What Are the Differences Between Manual & Computerized Accounting?

by Todd Bowerman

The personal computer has forever changed the way people do business: for every important company task, there is a software solution to match. If you’re still doing your business’s accounting by hand, consider the big differences between that and using dedicated accounting software. There are big benefits to going digital, but these benefits do come with certain risks. It all depends on what works best for you and your business.

Accuracy and Consistency

Accounting software uses automated calculations to ensure your math is always right. Additionally, computerized accounting builds consistency into your reporting through standardized file formats and established workflows. Accounting software is only as smart as the user, however, and switching to digital accounting doesn’t necessarily guarantee the elimination of mistakes. However, computerized accounting, when executed correctly, is more accurate that manual accounting.

Speed of Entry

Once you've implemented a computerized solution for your business, the time you spend working on accounting tasks should decrease greatly. Entering data via a keyboard and letting the computer do the work is faster than writing things down and figuring the math out with a calculator, and accounting software comes with a variety of built-in templates designed to make the process simpler.

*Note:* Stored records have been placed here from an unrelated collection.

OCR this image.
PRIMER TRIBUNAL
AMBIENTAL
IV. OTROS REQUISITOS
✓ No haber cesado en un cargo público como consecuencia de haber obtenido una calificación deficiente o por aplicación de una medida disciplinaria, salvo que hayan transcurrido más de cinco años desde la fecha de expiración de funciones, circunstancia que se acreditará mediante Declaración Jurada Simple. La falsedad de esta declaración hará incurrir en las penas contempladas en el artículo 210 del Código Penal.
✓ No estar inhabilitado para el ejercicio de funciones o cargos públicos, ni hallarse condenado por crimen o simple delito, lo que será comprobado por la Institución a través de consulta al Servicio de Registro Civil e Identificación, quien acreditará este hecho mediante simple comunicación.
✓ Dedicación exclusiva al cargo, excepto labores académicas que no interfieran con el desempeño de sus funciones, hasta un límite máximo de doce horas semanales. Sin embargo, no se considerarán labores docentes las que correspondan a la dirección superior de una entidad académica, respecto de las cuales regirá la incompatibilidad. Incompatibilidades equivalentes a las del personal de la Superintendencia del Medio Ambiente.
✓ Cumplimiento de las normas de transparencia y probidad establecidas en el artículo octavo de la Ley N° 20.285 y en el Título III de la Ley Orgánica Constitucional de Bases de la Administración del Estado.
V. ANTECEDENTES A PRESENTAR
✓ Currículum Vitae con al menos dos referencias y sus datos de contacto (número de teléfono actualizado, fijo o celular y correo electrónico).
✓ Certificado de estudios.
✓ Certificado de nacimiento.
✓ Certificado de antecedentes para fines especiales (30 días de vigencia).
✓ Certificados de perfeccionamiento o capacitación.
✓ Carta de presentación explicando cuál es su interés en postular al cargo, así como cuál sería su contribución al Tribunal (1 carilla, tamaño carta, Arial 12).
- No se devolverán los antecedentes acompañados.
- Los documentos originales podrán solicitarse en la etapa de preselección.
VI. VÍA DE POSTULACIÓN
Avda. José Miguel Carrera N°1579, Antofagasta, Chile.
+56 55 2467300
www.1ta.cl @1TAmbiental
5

In addition, data entered via computerized accounting is instantly accessible, meaning you’ll always have the most recent numbers available. The downside is that it will take some time to adjust to using the new software, which mitigates the initial time saved.

Security and Safety

While you can password-protect your accounting data and store it on your work computer, manual accounting is less secure in that the written documents pile up over time and require increasingly large storage solutions. Additionally, you can easily back up digital accounting data onto an external drive, whereas you must copy manual accounting data manually. Losing your digital accounting data is less dramatic than losing the original documents, as you can recover your backups with minimal fuss. However, computer hardware is more fragile than the actual documents, so you must take steps to protect your data in the event of a hardware issue.

Ease of Distribution

In manual accounting, you create and distribute invoices, bills and other records by hand. With digital accounting, you can create the same set of documents in much less time, and print as many copies as you need. You can then send digital documents via email, allowing you to limit the amount of physical media your company actually has to use. With computerized accounting software, it’s easy to print, copy and send any documents needed by your business. However, this also makes it easier for a nefarious party to intercept your data.